El Carmen is a well-run specialty estate and is managed with scrupulous attention to detail, with great emphasis placed on maintaining the identity of each lot from the moment its coffee cherries are harvested until the point when the green beans are ready for export. The estate’s coffee is produced under approximately 60% shade cover, which is required for the coffee to ripen evenly. Before the rainy season, shade trees are then pruned to about 40% shade to allow the access of light necessary for new foliage growth.
El Carmen cultivates a number of Orange (sometimes called ‘pink’ Bourbon trees), which are natural mutations of the famous Red Bourbon. During the harvest, the bourbon cherries are hand-picked only when perfectly ripe.
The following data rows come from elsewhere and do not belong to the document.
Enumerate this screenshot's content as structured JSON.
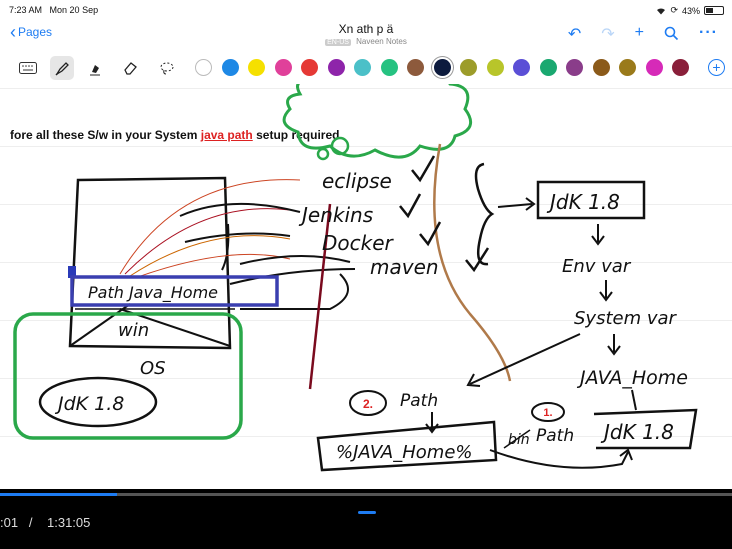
{
  "status_bar": {
    "time": "7:23 AM",
    "date": "Mon 20 Sep",
    "battery": "43%",
    "battery_level": 0.43
  },
  "nav": {
    "back_label": "Pages",
    "title": "Xn ath p ä",
    "language": "EN-US",
    "subtitle": "Naveen Notes",
    "icons": [
      "undo-icon",
      "redo-icon",
      "add-icon",
      "search-icon",
      "more-icon"
    ]
  },
  "toolbar": {
    "tools": [
      "keyboard-icon",
      "pen-icon",
      "highlighter-icon",
      "eraser-icon",
      "lasso-icon"
    ],
    "colors": [
      "#ffffff",
      "#1e88e5",
      "#f5e000",
      "#e0409a",
      "#e53935",
      "#8e24aa",
      "#4bc0c8",
      "#26c281",
      "#8d5a3c",
      "#0d1b3e",
      "#9c9c2a",
      "#b8c52a",
      "#5b4fd6",
      "#1aa870",
      "#8a3d8a",
      "#8b5a1a",
      "#9a7a1a",
      "#d62ab8",
      "#8a1f3a"
    ],
    "selected_color": "#0d1b3e"
  },
  "note": {
    "header_pre": "fore all these S/w  in your System ",
    "header_highlight": "java path",
    "header_post": " setup required",
    "handwriting": {
      "tools": [
        "eclipse",
        "Jenkins",
        "Docker",
        "maven"
      ],
      "path_box": "Path Java_Home",
      "win": "win",
      "os": "OS",
      "jdk_left": "JdK 1.8",
      "jdk_top": "JdK 1.8",
      "env_var": "Env var",
      "system_var": "System var",
      "java_home": "JAVA_Home",
      "path": "Path",
      "java_home_var": "%JAVA_Home%",
      "bin": "bin",
      "path2": "Path",
      "jdk_bottom": "JdK 1.8"
    },
    "markers": [
      "2.",
      "1."
    ]
  },
  "video": {
    "current_time": ":01",
    "separator": "/",
    "duration": "1:31:05",
    "progress": 0.16
  }
}
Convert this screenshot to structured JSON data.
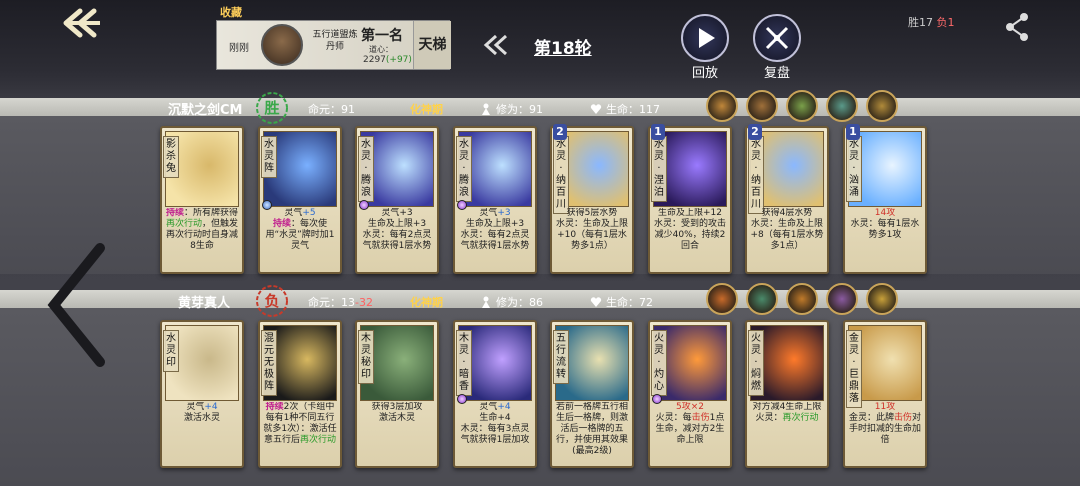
{
  "header": {
    "favorite_title": "收藏",
    "fav_time": "刚刚",
    "fav_clan": "五行道盟炼丹师",
    "fav_rank": "第一名",
    "fav_points_label": "道心：",
    "fav_points": "2297",
    "fav_points_delta": "(+97)",
    "fav_ladder": "天梯",
    "round": "第18轮",
    "replay_label": "回放",
    "review_label": "复盘",
    "record_win_label": "胜17",
    "record_loss_label": "负1"
  },
  "players": [
    {
      "name": "沉默之剑CM",
      "result": "胜",
      "result_color": "#3aa84a",
      "life_label": "命元：",
      "life": "91",
      "life_delta": "",
      "realm": "化神期",
      "cultivation": "修为：91",
      "hp": "生命：117",
      "skills": [
        "#c0873a",
        "#a0703a",
        "#7aa04a",
        "#5a9a8a",
        "#b08a3a"
      ],
      "cards": [
        {
          "name": "影杀兔",
          "level": "",
          "art": [
            "#f5e3a8",
            "#d8b86a"
          ],
          "gem": "",
          "desc_html": "<span class='kw'>持续</span>：所有牌获得<span class='gn'>再次行动</span>，但触发再次行动时自身减8生命"
        },
        {
          "name": "水灵阵",
          "level": "",
          "art": [
            "#2a3a7a",
            "#7ab0ff"
          ],
          "gem": "blue",
          "desc_html": "灵气<span class='bl'>+5</span><br><span class='kw'>持续</span>：每次使用“水灵”牌时加1灵气"
        },
        {
          "name": "水灵·腾浪",
          "level": "",
          "art": [
            "#3a3aa0",
            "#bde0ff"
          ],
          "gem": "purple",
          "desc_html": "灵气+3<br>生命及上限+3<br>水灵：每有2点灵气就获得1层水势"
        },
        {
          "name": "水灵·腾浪",
          "level": "",
          "art": [
            "#3a3aa0",
            "#bde0ff"
          ],
          "gem": "purple",
          "desc_html": "灵气<span class='bl'>+3</span><br>生命及上限+3<br>水灵：每有2点灵气就获得1层水势"
        },
        {
          "name": "水灵·纳百川",
          "level": "2",
          "art": [
            "#e0c070",
            "#8ab8ff"
          ],
          "gem": "",
          "desc_html": "获得5层水势<br>水灵：生命及上限+10（每有1层水势多1点）"
        },
        {
          "name": "水灵·涅泊",
          "level": "1",
          "art": [
            "#2a1a5a",
            "#9a7aff"
          ],
          "gem": "",
          "desc_html": "生命及上限+12<br>水灵：受到的攻击减少40%，持续2回合"
        },
        {
          "name": "水灵·纳百川",
          "level": "2",
          "art": [
            "#e0c070",
            "#8ab8ff"
          ],
          "gem": "",
          "desc_html": "获得4层水势<br>水灵：生命及上限+8（每有1层水势多1点）"
        },
        {
          "name": "水灵·汹涌",
          "level": "1",
          "art": [
            "#6ab0ff",
            "#e8f4ff"
          ],
          "gem": "",
          "desc_html": "<span class='rd'>14攻</span><br>水灵：每有1层水势多1攻"
        }
      ]
    },
    {
      "name": "黄芽真人",
      "result": "负",
      "result_color": "#c83a2a",
      "life_label": "命元：",
      "life": "13",
      "life_delta": "-32",
      "realm": "化神期",
      "cultivation": "修为：86",
      "hp": "生命：72",
      "skills": [
        "#c86a2a",
        "#4a8a6a",
        "#c07a2a",
        "#8a5aa0",
        "#c8a03a"
      ],
      "cards": [
        {
          "name": "水灵印",
          "level": "",
          "art": [
            "#efe3c0",
            "#c9b88a"
          ],
          "gem": "",
          "desc_html": "灵气<span class='bl'>+4</span><br>激活水灵"
        },
        {
          "name": "混元无极阵",
          "level": "",
          "art": [
            "#1a1a1a",
            "#d8b860"
          ],
          "gem": "",
          "desc_html": "<span class='kw'>持续</span>2次（卡组中每有1种不同五行就多1次）：激活任意五行后<span class='gn'>再次行动</span>"
        },
        {
          "name": "木灵秘印",
          "level": "",
          "art": [
            "#3a5a3a",
            "#8ab07a"
          ],
          "gem": "",
          "desc_html": "获得3层加攻<br>激活木灵"
        },
        {
          "name": "木灵·暗香",
          "level": "",
          "art": [
            "#2a2a7a",
            "#c0a0ff"
          ],
          "gem": "purple",
          "desc_html": "灵气<span class='bl'>+4</span><br>生命+4<br>木灵：每有3点灵气就获得1层加攻"
        },
        {
          "name": "五行流转",
          "level": "",
          "art": [
            "#2a6a8a",
            "#e8e0b0"
          ],
          "gem": "",
          "desc_html": "若前一格牌五行相生后一格牌，则激活后一格牌的五行，并使用其效果(最高2级)"
        },
        {
          "name": "火灵·灼心",
          "level": "",
          "art": [
            "#3a2a6a",
            "#ff9a3a"
          ],
          "gem": "purple",
          "desc_html": "<span class='rd'>5攻×2</span><br>火灵：每<span class='rd'>击伤</span>1点生命，减对方2生命上限"
        },
        {
          "name": "火灵·焖燃",
          "level": "",
          "art": [
            "#2a1a2a",
            "#ff7a2a"
          ],
          "gem": "",
          "desc_html": "对方减4生命上限<br>火灵：<span class='gn'>再次行动</span>"
        },
        {
          "name": "金灵·巨鼎落",
          "level": "",
          "art": [
            "#c89a4a",
            "#f0e0b0"
          ],
          "gem": "",
          "desc_html": "<span class='rd'>11攻</span><br>金灵：此牌<span class='rd'>击伤</span>对手时扣减的生命加倍"
        }
      ]
    }
  ]
}
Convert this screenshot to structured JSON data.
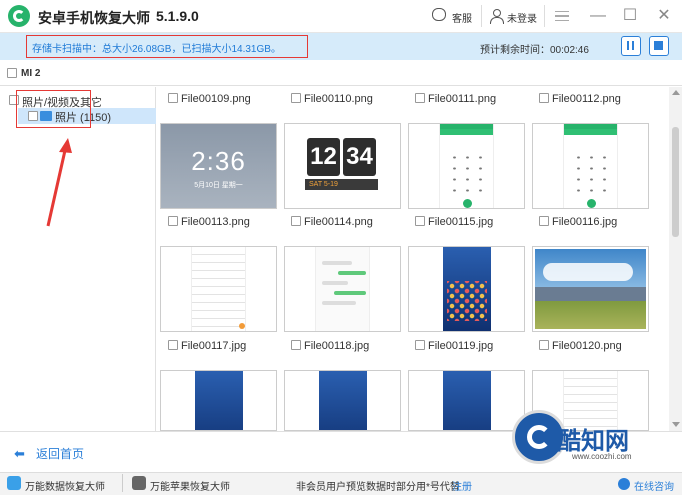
{
  "app": {
    "title": "安卓手机恢复大师",
    "version": "5.1.9.0"
  },
  "titlebar": {
    "service_label": "客服",
    "user_label": "未登录",
    "menu_icon": "menu-icon",
    "minimize_label": "—",
    "maximize_label": "☐",
    "close_label": "✕"
  },
  "status": {
    "scan_text": "存储卡扫描中：总大小26.08GB，已扫描大小14.31GB。",
    "remaining_text": "预计剩余时间：00:02:46"
  },
  "device": {
    "label": "MI 2"
  },
  "tree": {
    "category_label": "照片/视频及其它",
    "photo_label": "照片 (1150)"
  },
  "files": [
    {
      "name": "File00109.png",
      "thumb": "lock-screen"
    },
    {
      "name": "File00110.png",
      "thumb": "flip-clock"
    },
    {
      "name": "File00111.png",
      "thumb": "dialer"
    },
    {
      "name": "File00112.png",
      "thumb": "dialer"
    },
    {
      "name": "File00113.png",
      "thumb": "settings"
    },
    {
      "name": "File00114.png",
      "thumb": "chat"
    },
    {
      "name": "File00115.jpg",
      "thumb": "home-screen"
    },
    {
      "name": "File00116.jpg",
      "thumb": "landscape"
    },
    {
      "name": "File00117.jpg",
      "thumb": "home-screen"
    },
    {
      "name": "File00118.jpg",
      "thumb": "home-screen"
    },
    {
      "name": "File00119.jpg",
      "thumb": "home-screen"
    },
    {
      "name": "File00120.png",
      "thumb": "settings"
    }
  ],
  "thumbs_text": {
    "lock_time": "2:36",
    "lock_date": "5月10日 星期一",
    "flip_hour": "12",
    "flip_min": "34",
    "flip_strip": "SAT    5-19"
  },
  "bottom": {
    "back_label": "返回首页",
    "product1_label": "万能数据恢复大师",
    "product2_label": "万能苹果恢复大师",
    "notice_text": "非会员用户预览数据时部分用*号代替",
    "register_label": "注册",
    "online_label": "在线咨询"
  },
  "watermark": {
    "brand": "酷知网",
    "url": "www.coozhi.com"
  },
  "colors": {
    "accent": "#2b7fd8",
    "status_bg": "#d6ebfa",
    "logo_green": "#27b36b",
    "annotation_red": "#e53935"
  }
}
They are kept separate from other varieties and floated to remove any debris or underweight cherries. After this, the cleaned cherries are placed in plastic barrels and sealed making sure they are airtight.
Once sealed, the coffee is left to slowly ferment for between 96 – 120 hours (4 to 5 days), helping develop new and interesting flavour profiles. During the process, the team at El Carmen perform regular temperature checks to make sure the mass is stable.

Once complete, the fermented cherries are delivered to dry on African Beds for 21 days, where they are regularly raked (initially every 20 minutes) to ensure even drying. They spend an additional three to four days on clay patios, for a total drying time of around 26 days. Finally, the beans are prepared and all defects removed and screened to uniform size.El Carmen has also expanded into tourism services in recent years, offering coffee tours and overnight accommodation in the farm’s original family home. Aninstitution in the area, it has become a proud symbol of Ataco village.